America’s Undimmed Global Culture
NEW YORK – Amanda Gorman’s remarkable performance of her poem “The Hill We Climb” at US President Joe Biden’s inauguration touched millions
That was reason enough for a leading Dutch publisher to commission a prominent novelist to prepare a translation. But the choice of Marieke Lucas Rijneveld, an International Booker Prize-winning novelist who is white and identifies as nonbinary, provoked an immediate protest by black activists in the Netherlands. They demanded that Gorman, an African-American, be translated by a black person. Picking a white translator caused one of the protesters “pain.” Rijneveld withdrew from the project.
Meanwhile, on the other side of the world, in Japan, local followers of QAnon, an American far-right conspiracy theory, are adding their own zany fabulations to the shared belief that Donald Trump was robbed of his presidency. Japanese QAnon supporters are convinced that sinister foreigners are ruling Japan behind the scenes, and that the imperial family was responsible for everything from the atom bomb to the devastating earthquake of 2011. If that isn’t odd enough, one group of Japanese QAnon adherents idolizes the disgraced former US army general Michael Flynn.
For better or worse, the influence of American culture remains as strong as ever. In this respect, at least, reports of US decline are wildly exaggerated. Even with the rise of China, the vast wealth of the European Union, and the embarrassing spectacle of the Trump presidency, people around the world still look to America for their cultural and political cues.
It used to be people on the right who most feared American cultural influence. Prewar cultural conservatives in Europe and Japan deplored the vulgarity of American commercialism, the rootlessness of its multiracial immigrant society, and the raucous liberalism of its political institutions. The US example was a threat to social order, ethnic homogeneity, and high culture. Of course, political extremes find common ground. The far left deplores the global reach of America’s capitalist culture – “Coca-Colonization” – just as much.

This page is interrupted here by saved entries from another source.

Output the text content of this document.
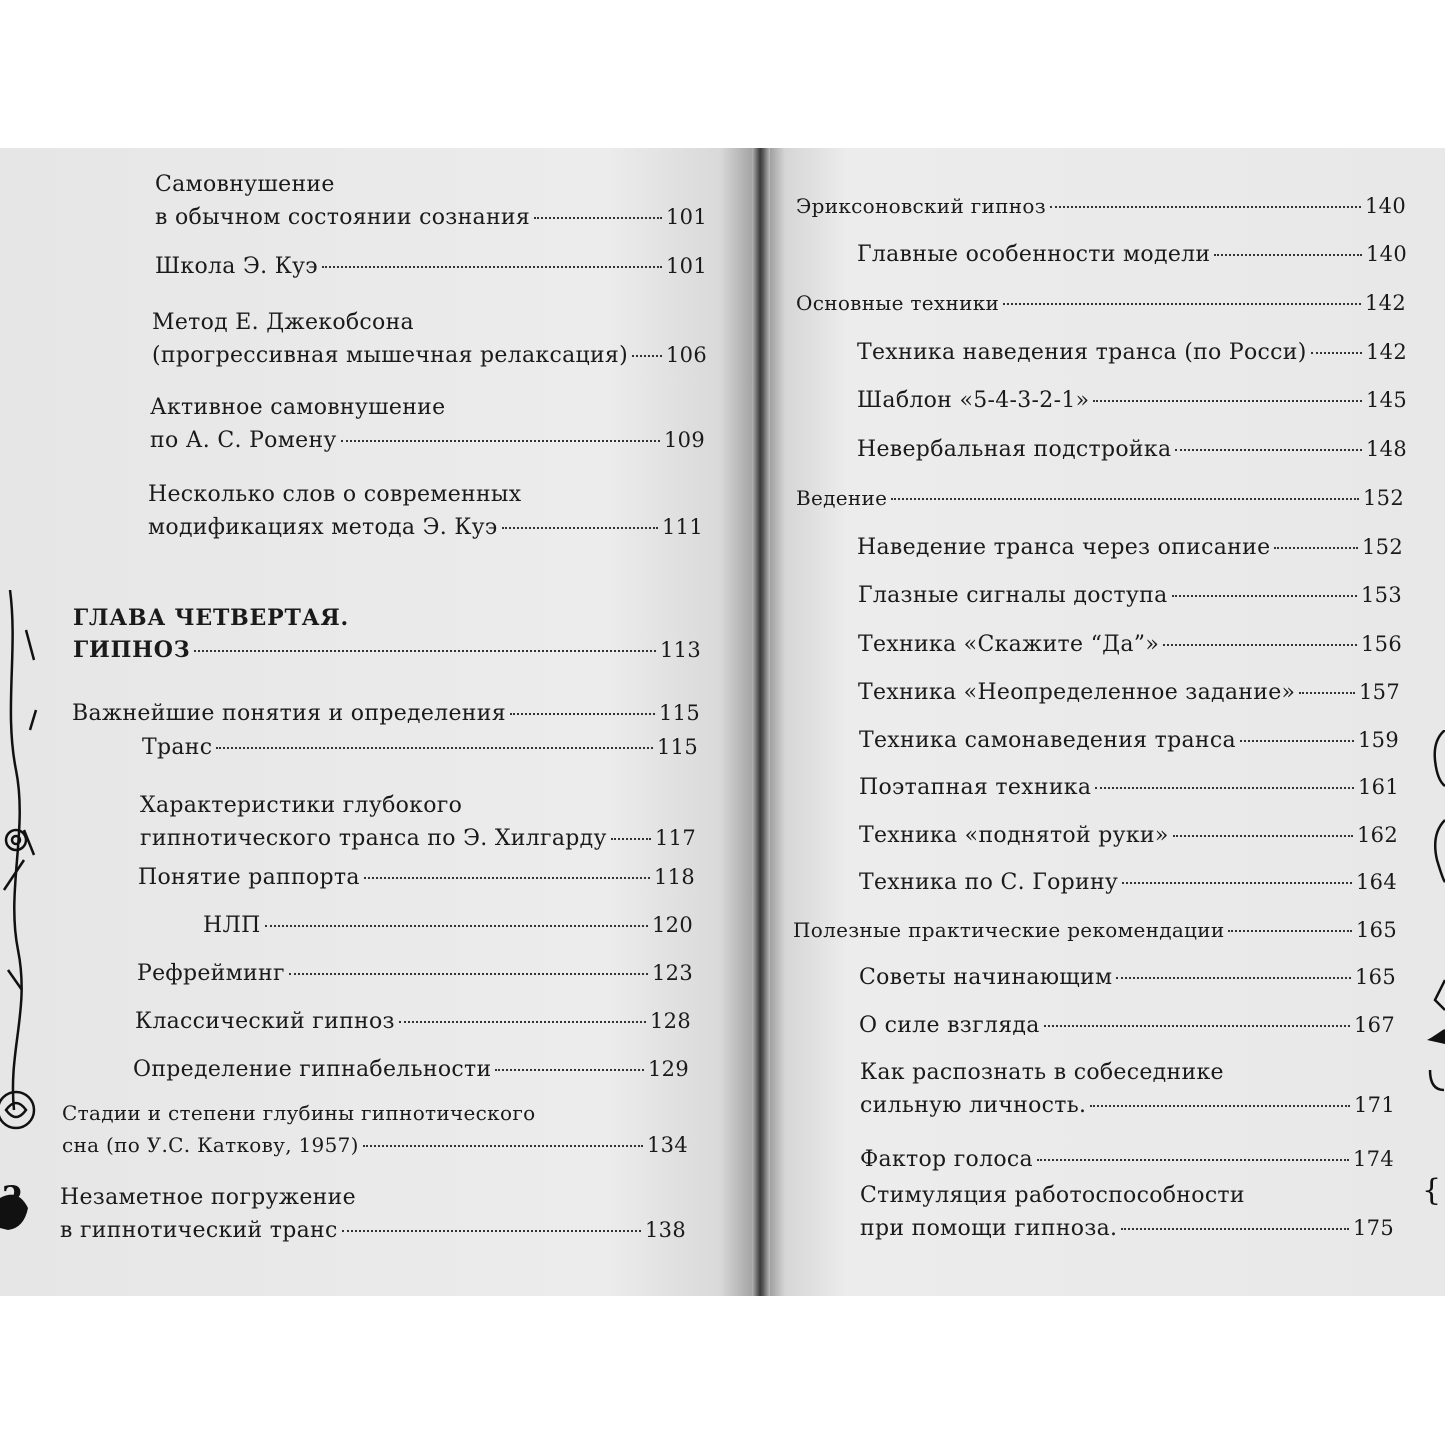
?	{
Самовнушение
в обычном состоянии сознания	101
Школа Э. Куэ	101
Метод Е. Джекобсона
(прогрессивная мышечная релаксация) 106
Активное самовнушение
по А. С. Ромену	109
Несколько слов о современных
модификациях метода Э. Куэ	111
ГЛАВА ЧЕТВЕРТАЯ.
ГИПНОЗ	113
Важнейшие понятия и определения	115
Транс	115
Характеристики глубокого
гипнотического транса по Э. Хилгарду 117
Понятие раппорта	118
НЛП	120
Рефрейминг	123
Классический гипноз	128
Определение гипнабельности	129
Стадии и степени глубины гипнотического
сна (по У.С. Каткову, 1957)	134
Незаметное погружение
в гипнотический транс	138
Эриксоновский гипноз	140
Главные особенности модели	140
Основные техники	142
Техника наведения транса (по Росси)	142
Шаблон «5-4-3-2-1»	145
Невербальная подстройка	148
Ведение	152
Наведение транса через описание	152
Глазные сигналы доступа	153
Техника «Скажите “Да”»	156
Техника «Неопределенное задание»	157
Техника самонаведения транса	159
Поэтапная техника	161
Техника «поднятой руки»	162
Техника по С. Горину	164
Полезные практические рекомендации	165
Советы начинающим	165
О силе взгляда	167
Как распознать в собеседнике
сильную личность.	171
Фактор голоса	174
Стимуляция работоспособности
при помощи гипноза.	175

In fact, along with Coca-Cola, one of America’s most successful exports over the years has been the culture of protest. It was the American Revolution, after all, that inspired the French Revolution. In the 1960s, students all over the world demonstrated against “American imperialism” and the Vietnam War, but they followed the example of students at Berkeley and Columbia. They listened to American protest songs. And sometimes, as with Andreas Papandreou of Greece, anti-American politicians picked up many of their ideas at American universities.
The chief attraction of the United States, despite its many institutional flaws, its history of racism, and its spasms of moral hysteria, has been the promise of greater freedom: economic, political, artistic, and sexual. That is why left-wing refugees from Nazi Germany often chose to move to the US in the 1930s and 1940s, while more conservative refugees preferred to settle in Britain.
The question today is whether the current wave of US influence promises more freedom or less. Some might argue that the “critical race theory” and gender politics now roiling American university campuses and the liberal media expand the scope of freedom, especially for sexual and racial minorities. But much of this is rooted in the specific traumas of American history, just as the insistence on public atonement is linked to particular American religious traditions.
Can these aspects of American culture be projected neatly onto societies in other parts of the world? Do American obsessions with “identity” and “representation” carry the same meaning in countries with very different histories? Why must Gorman’s poem be translated by a Dutch person of color? Why should a French high school named for a French female mathematician (Sophie Germain) be renamed for an African-American activist (Rosa Parks)?
One might also wonder whether removing books by classic Western authors from classrooms in the name of social justice and “decolonization” will expand our freedom. This, too, is unquestionably a form of protest culture. But the ideological zeal fueling so much activism in America about race, gender, and identity has echoes of popular movements in the past: puritanism, quasi-religious fervor, intellectual intolerance – in short, the opposite of more freedom.
Extremism on the left is being inflamed and indeed mirrored on the right. If the waves of “woke culture” are washing over universities and liberal media in countries outside the US, so are the often more horrifying effects of right-wing madness, of what the historian Richard Hofstadter famously called “the paranoid style in American politics.”
The example of Trump and his illiberal, anti-immigrant, openly racist rhetoric has already inspired a host of authoritarian politicians emerging from the margins of once-robust liberal democracies. The growth of QAnon in Japan is the clearest case of the American paranoid style spreading overseas.
One can, and perhaps should, take the optimistic view that moral panics in the US blow over; reason will once again prevail. It could be that the Biden era will take the sting out of Trumpism, and the tolerance for which American intellectual life has often been admired will be reinvigorated. This might even happen while the noxious effects of American influence still rage in other countries. For the sake of America and the world, one can only hope it happens soon.